"greengrocer's apostrophe"
Laurence Horn
laurence.horn at YALE.EDU
Fri Aug 4 12:12:24 UTC 2000
Thanks to Arnold for his (predictably) great post on the principles
underlying these wayward ''s (note that those are two apostrophes,
not a double quote), but I seem to recall at least one additional
parameter that emerged in our earlier discussion of these: their
prevalence after (orthographic-)vowel-final nouns, as well as (or
especially in) foreign imports. That is, I've seen
"taco's" or "burrito's" more often than, say, radio's or tomato(e)'s
(although I'd expect "tomato's" more often than "tomatoe's", as the
apostrophe seems correlated with some sort of islandhood for the noun
undergoing pluralization.

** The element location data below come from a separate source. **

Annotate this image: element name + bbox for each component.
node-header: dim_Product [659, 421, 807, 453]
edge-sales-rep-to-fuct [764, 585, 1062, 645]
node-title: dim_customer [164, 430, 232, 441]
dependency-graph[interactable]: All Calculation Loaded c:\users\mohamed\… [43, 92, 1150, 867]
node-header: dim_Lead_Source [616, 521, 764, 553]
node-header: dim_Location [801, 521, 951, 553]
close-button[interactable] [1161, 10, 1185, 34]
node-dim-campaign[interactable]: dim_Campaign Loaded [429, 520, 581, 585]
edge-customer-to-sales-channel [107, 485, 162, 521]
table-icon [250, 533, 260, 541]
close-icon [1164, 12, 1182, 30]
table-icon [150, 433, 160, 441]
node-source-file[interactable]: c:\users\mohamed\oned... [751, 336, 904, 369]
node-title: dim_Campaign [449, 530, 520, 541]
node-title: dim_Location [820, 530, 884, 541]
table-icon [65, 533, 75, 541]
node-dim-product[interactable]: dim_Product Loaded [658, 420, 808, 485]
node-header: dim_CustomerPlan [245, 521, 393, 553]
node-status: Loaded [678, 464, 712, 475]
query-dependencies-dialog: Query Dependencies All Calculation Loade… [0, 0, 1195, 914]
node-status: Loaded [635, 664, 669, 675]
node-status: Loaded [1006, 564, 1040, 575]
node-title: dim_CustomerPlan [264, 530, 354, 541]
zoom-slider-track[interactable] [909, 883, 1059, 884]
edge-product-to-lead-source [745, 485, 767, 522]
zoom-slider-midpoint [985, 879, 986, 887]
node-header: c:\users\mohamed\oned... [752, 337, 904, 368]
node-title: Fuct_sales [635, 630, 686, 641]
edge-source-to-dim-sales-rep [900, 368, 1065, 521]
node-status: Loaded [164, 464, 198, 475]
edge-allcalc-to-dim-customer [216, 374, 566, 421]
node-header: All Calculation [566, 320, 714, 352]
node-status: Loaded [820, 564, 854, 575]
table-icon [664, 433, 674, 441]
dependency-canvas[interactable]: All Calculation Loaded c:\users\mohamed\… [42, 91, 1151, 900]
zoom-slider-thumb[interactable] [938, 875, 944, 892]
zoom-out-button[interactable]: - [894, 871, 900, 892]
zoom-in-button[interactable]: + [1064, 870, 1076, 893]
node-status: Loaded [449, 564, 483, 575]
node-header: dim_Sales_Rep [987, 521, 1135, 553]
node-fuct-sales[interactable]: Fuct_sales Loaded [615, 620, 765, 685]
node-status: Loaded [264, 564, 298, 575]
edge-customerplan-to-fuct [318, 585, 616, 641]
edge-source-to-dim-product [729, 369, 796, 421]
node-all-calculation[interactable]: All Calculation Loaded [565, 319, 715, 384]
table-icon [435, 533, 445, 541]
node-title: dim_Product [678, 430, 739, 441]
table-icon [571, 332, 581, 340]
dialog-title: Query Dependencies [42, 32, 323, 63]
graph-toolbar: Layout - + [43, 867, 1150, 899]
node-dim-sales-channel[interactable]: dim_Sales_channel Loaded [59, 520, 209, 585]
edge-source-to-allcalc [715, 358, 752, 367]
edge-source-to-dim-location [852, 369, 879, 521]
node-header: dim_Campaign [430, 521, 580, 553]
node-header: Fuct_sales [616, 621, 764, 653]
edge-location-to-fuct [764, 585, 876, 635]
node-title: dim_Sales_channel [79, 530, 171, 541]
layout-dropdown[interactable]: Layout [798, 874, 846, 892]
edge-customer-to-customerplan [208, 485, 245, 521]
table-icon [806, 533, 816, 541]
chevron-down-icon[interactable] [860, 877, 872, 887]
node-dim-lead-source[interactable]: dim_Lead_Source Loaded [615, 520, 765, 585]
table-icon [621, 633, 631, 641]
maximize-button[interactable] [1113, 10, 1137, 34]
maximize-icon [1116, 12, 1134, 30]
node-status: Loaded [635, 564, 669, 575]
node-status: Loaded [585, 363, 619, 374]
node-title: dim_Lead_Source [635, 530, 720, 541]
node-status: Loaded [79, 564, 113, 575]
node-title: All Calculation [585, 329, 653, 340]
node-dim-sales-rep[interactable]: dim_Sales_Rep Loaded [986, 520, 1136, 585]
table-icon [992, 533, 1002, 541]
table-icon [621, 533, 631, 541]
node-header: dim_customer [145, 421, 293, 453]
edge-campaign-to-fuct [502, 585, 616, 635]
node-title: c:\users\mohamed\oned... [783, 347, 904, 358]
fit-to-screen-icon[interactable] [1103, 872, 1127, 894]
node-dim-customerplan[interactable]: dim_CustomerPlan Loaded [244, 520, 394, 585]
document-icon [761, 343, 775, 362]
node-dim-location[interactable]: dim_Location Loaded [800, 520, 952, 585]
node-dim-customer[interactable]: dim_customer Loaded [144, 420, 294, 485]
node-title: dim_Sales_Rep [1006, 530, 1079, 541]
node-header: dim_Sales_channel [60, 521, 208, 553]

Or maybe those plurals in -os just don't
look quite kosher, so the apostrophe is discreetly placed between
them as a revival of the old practice of bundling (to change ethnic
metaphors), just to keep the -o and -s from getting too intimate with
each other.
Larry
P.S. Cf. also "Chevy's", for those for whom neither "Chevys" nor
"Chev(v)ies" looks right. In fact, I'm beginning to be convinced
there is a connection between the above and those equally wayward
apostrophes in pluralized names ("the Horn's"). Maybe this
islandhood-preservation thing is part of the story?